A Paisagem Moral - Como a Ciência Pode Determinar os Valores Humanos.

 Ensaio Sobre a obra de Sam Harris – A Paisagem Moral                         

Dinalva Heloiza


Durante séculos, a moralidade foi tratada como um território quase sagrado, reservado à religião, à filosofia abstrata ou às tradições culturais. Questionar se a ciência poderia ter algo relevante a dizer sobre o que é certo ou errado soava, para muitos, como uma ameaça à própria ideia de ética.

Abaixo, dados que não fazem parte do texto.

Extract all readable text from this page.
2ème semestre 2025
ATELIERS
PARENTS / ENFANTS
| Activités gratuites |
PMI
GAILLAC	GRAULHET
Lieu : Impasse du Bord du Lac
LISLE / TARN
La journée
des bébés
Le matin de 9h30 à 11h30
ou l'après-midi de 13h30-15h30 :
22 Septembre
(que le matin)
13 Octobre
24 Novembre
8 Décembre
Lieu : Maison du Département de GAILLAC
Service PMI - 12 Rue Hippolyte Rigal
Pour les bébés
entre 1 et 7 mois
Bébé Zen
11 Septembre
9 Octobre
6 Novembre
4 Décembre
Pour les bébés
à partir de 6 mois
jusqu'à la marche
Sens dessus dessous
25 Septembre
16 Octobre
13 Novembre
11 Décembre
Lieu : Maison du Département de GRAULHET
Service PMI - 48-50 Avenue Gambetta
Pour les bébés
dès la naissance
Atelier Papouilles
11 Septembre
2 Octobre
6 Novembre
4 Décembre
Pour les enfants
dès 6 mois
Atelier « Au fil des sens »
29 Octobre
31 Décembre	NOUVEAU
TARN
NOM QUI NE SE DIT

Em A Paisagem Moral: Como a Ciência Pode Determinar os Valores Humanos, Sam Harris propõe uma ruptura profunda com essa visão, defendendo que os valores humanos não estão fora do alcance do conhecimento científico — ao contrário, eles estão intimamente ligados ao funcionamento do cérebro e à experiência consciente.

Harris parte de uma premissa simples, mas provocadora: a moralidade diz respeito ao bem-estar de seres conscientes. Se isso é verdade, então compreender o que aumenta ou diminui esse bem-estar não pode ser apenas uma questão de opinião pessoal ou tradição cultural. Trata-se de um problema que envolve fatos sobre o mundo, sobre o cérebro humano e sobre as consequências reais das nossas ações.

A metáfora da paisagem moral

Para tornar essa ideia mais clara, Harris introduz a metáfora da paisagem moral. Imagine um vasto território, cheio de picos e vales. Os picos representam estados de maior bem-estar, felicidade, equilíbrio psicológico e cooperação social. Os vales, por outro lado, simbolizam sofrimento extremo, violência, opressão e miséria emocional. Cada ponto dessa paisagem corresponde a uma forma possível de organização da vida individual e coletiva.

Segundo Harris, nem todos os caminhos morais levam a lugares equivalentes. Algumas sociedades, práticas e escolhas conduzem claramente a estados mais saudáveis e satisfatórios da experiência humana, enquanto outras produzem dor sistemática e colapso social. Negar isso, afirma ele, seria o mesmo que negar que existem estados mais saudáveis ou mais doentes do corpo humano.

O papel do cérebro na formação dos valores

Um dos eixos centrais do livro é a conexão entre valores morais e o funcionamento do cérebro. Harris argumenta que aquilo que chamamos de “valores” emerge diretamente de processos neurais: emoções, empatia, medo, prazer, sofrimento, apego e cooperação têm bases biológicas claras. A neurociência mostra, por exemplo, que experiências de compaixão, justiça e segurança ativam circuitos cerebrais associados ao bem-estar, enquanto ambientes marcados por violência, humilhação e ameaça crônica deixam marcas profundas no cérebro, gerando estresse, ansiedade e desorganização emocional.

Nesse sentido, valores não são abstrações flutuando fora da realidade material. Eles estão ancorados em como o cérebro responde às condições de vida. Quando uma cultura normaliza práticas que geram trauma psicológico, repressão ou medo constante, ela não está apenas adotando “outros valores”, mas empurrando seus membros para regiões mais profundas dos vales da paisagem moral.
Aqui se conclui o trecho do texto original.